I haven’t been intentionally losing weight, but it’s been a side-effect of the newest wrinkle in my physical state. I’ve had to change my eating habits a bit to focus on certain nutrients and that change has resulted in some amount of weight being temporarily misplaced. How much I don’t know for sure, because I only weigh myself at the doctors. (If you go to the doctors’ more frequently than you ever went to meetings when you were officially on WW, I figure that’s a fine policy. It also results in my not having the cognitive dissonance of my scale never agreeing with the Official Scale Of Medicalness.)
A friend who is also a physician posted a link to Facebook today about the 10 Things That Cause Diets To Fail. Given my new status as an accidental weight losing person I decided to look it over out of curiousity.
This is why people don’t lose weight in America. The optimal conditions for weight loss, according to this article, are so stringent as to be unlivable. Sure, you can call me lazy. You can say all fat people lack willpower and initiative. Yet I don’t see people who are not fat being told things like “Never take NSAIDs” and “donate your TV”. I understand that the American Diet needs some serious reform. But I also understand that’s partly the fault of the People Who Know Better telling us for years to eat a diet high in carbohydrates, low in fat, when more and more research is proving just how utterly wrong that is. So here we are, fat people, being told that the advice we followed was very bad but now here’s some new advice. Let’s do this instead.
I’m not intentionally dieting. I stopped that years ago when I realised that my scale was my idol and my tape measure was my father confessor and clippings from Self magazine were my God.
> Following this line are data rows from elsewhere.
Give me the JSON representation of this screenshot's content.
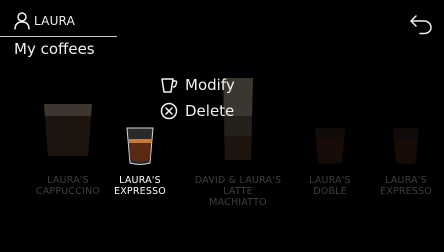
{
  "header": {
    "user_name": "LAURA",
    "title": "My coffees",
    "icons": {
      "user": "user-icon",
      "back": "back-arrow-icon"
    }
  },
  "menu": {
    "items": [
      {
        "label": "Modify",
        "icon": "cup-edit-icon"
      },
      {
        "label": "Delete",
        "icon": "circle-x-icon"
      }
    ]
  },
  "coffees": [
    {
      "name": "LAURA'S\nCAPPUCCINO",
      "selected": false
    },
    {
      "name": "LAURA'S\nEXPRESSO",
      "selected": true
    },
    {
      "name": "DAVID & LAURA'S\nLATTE MACHIATTO",
      "selected": false
    },
    {
      "name": "LAURA'S\nDOBLE",
      "selected": false
    },
    {
      "name": "LAURA'S\nEXPRESSO",
      "selected": false
    }
  ],
  "colors": {
    "background": "#000000",
    "text": "#f2f2f2",
    "coffee": "#5a2a12",
    "crema": "#c67a3a"
  }
}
It dawned on me one day that I had LITERALLY made Self my god and that was that. Since then I’ve watched what I have eaten as best I could. I maintained a large weightloss over a span of five years simply by eating when I was hungry and taking chemo weekly. I refuse to intentionally diet but I WILL moderate my nutritional intake for medical reasons.
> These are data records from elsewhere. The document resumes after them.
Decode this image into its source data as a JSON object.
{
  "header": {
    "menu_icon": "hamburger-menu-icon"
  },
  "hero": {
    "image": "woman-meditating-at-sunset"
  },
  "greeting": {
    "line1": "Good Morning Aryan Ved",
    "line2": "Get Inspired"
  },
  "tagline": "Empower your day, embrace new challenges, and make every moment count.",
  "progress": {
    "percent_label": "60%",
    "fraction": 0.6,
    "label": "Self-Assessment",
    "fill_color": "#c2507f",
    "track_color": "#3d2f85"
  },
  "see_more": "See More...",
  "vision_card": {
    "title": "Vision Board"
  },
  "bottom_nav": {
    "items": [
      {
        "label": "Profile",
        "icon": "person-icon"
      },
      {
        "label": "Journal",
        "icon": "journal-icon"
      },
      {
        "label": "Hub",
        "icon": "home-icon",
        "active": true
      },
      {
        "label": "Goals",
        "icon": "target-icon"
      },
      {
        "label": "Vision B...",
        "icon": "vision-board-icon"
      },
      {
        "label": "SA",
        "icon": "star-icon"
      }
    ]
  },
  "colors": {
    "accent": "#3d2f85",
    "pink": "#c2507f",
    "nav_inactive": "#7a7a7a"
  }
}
What does this mean? It means that I won’t put myself on starvation rations. It means I eat more of certain foods–I’m living on asparagus, black beans and cinnamon. It means I cut down other things. But my day doesn’t revolve around it.
That’s the trouble with this diet guide. I’m not saying they aren’t correct . They probably are. But what they miss is this.
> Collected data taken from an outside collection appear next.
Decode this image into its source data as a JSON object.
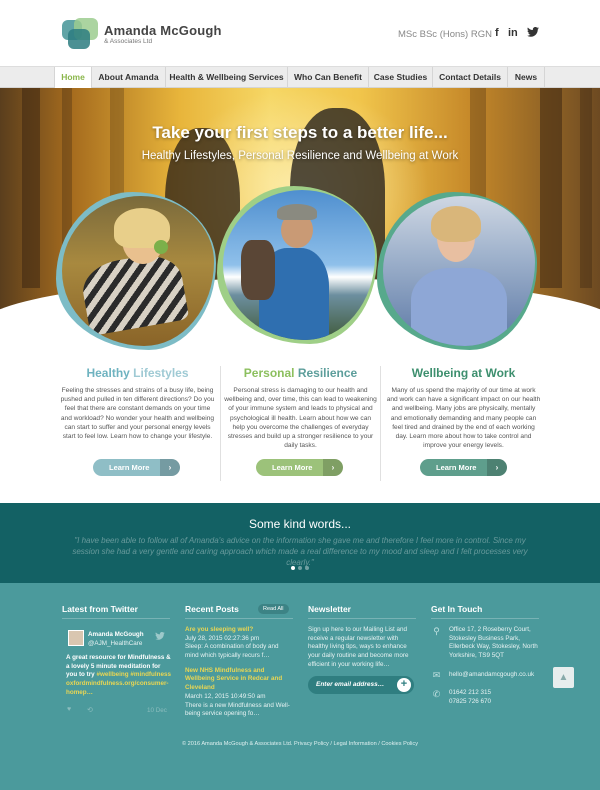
{
  "brand": {
    "name": "Amanda McGough",
    "sub": "& Associates Ltd"
  },
  "header": {
    "quals": "MSc  BSc (Hons)  RGN",
    "social": [
      "f",
      "in",
      "twitter-icon"
    ]
  },
  "nav": [
    {
      "label": "Home",
      "active": true
    },
    {
      "label": "About Amanda"
    },
    {
      "label": "Health & Wellbeing Services"
    },
    {
      "label": "Who Can Benefit"
    },
    {
      "label": "Case Studies"
    },
    {
      "label": "Contact Details"
    },
    {
      "label": "News"
    }
  ],
  "hero": {
    "title": "Take your first steps to a better life...",
    "subtitle": "Healthy Lifestyles, Personal Resilience and Wellbeing at Work"
  },
  "columns": [
    {
      "title_a": "Healthy",
      "title_b": " Lifestyles",
      "text": "Feeling the stresses and strains of a busy life, being pushed and pulled in ten different directions? Do you feel that there are constant demands on your time and workload? No wonder your health and wellbeing can start to suffer and your personal energy levels start to feel low. Learn how to change your lifestyle.",
      "button": "Learn More",
      "color_a": "#6fb3c0",
      "color_b": "#9fcad4",
      "button_color": "#8fbec6"
    },
    {
      "title_a": "Personal",
      "title_b": " Resilience",
      "text": "Personal stress is damaging to our health and wellbeing and, over time, this can lead to weakening of your immune system and leads to physical and psychological ill health. Learn about how we can help you overcome the challenges of everyday stresses and build up a stronger resilience to your daily tasks.",
      "button": "Learn More",
      "color_a": "#8cbf5e",
      "color_b": "#5d9e9b",
      "button_color": "#9cc27a"
    },
    {
      "title_a": "Wellbeing",
      "title_b": " at Work",
      "text": "Many of us spend the majority of our time at work and work can have a significant impact on our health and wellbeing. Many jobs are physically, mentally and emotionally demanding and many people can feel tired and drained by the end of each working day. Learn more about how to take control and improve your energy levels.",
      "button": "Learn More",
      "color_a": "#3d8f6e",
      "color_b": "#3d8f6e",
      "button_color": "#5e9e8c"
    }
  ],
  "kind_words": {
    "title": "Some kind words...",
    "quote": "\"I have been able to follow all of Amanda's advice on the information she gave me and therefore I feel more in control. Since my session she had a very gentle and caring approach which made a real difference to my mood and sleep and I felt processes very clearly.\""
  },
  "footer": {
    "twitter": {
      "heading": "Latest from Twitter",
      "user": "Amanda McGough",
      "handle": "@AJM_HealthCare",
      "tweet": "A great resource for Mindfulness & a lovely 5 minute meditation for you to try ",
      "tags": "#wellbeing #mindfulness",
      "url": "oxfordmindfulness.org/consumer-homep…",
      "date": "10 Dec"
    },
    "posts": {
      "heading": "Recent Posts",
      "read_all": "Read All",
      "items": [
        {
          "title": "Are you sleeping well?",
          "date": "July 28, 2015 02:27:36 pm",
          "excerpt": "Sleep: A combination of body and mind which typically recurs f…"
        },
        {
          "title": "New NHS Mindfulness and Wellbeing Service in Redcar and Cleveland",
          "date": "March 12, 2015 10:49:50 am",
          "excerpt": "There is a new Mindfulness and Well-being service opening fo…"
        }
      ]
    },
    "newsletter": {
      "heading": "Newsletter",
      "text": "Sign up here to our Mailing List and receive a regular newsletter with healthy living tips, ways to enhance your daily routine and become more efficient in your working life…",
      "placeholder": "Enter email address…",
      "go": "+"
    },
    "contact": {
      "heading": "Get In Touch",
      "address": "Office 17, 2 Roseberry Court, Stokesley Business Park, Ellerbeck Way, Stokesley, North Yorkshire, TS9 5QT",
      "email": "hello@amandamcgough.co.uk",
      "phone1": "01642 212 315",
      "phone2": "07825 726 670"
    },
    "copyright": "© 2016 Amanda McGough & Associates Ltd.  Privacy Policy  /  Legal Information  /  Cookies Policy"
  }
}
People are not solely machines. As much as it would be LOVELY to be able to tell people to “eat less and move more” and have that be a one-to-one proposition, it just doesn’t work. When you hand a list like this to most overweight people I imagine their response is somewhat similar to mine. “Why yes. Let me just quit everything in my life and become a professional dieter with a stable of physicians and dieticians overseeing my every move.” Because that’s what a list like this takes.
And if you want to treat the whole person you’ve got to treat the PERSON, not just the body. Work with people to make small changes and understand that in an ideal world everyone would ride exercise bikes all the time and eat only organic veggies and lean meats and not have to be caregivers or ill or laid off or heartbroken or harried, but this is not that ideal world.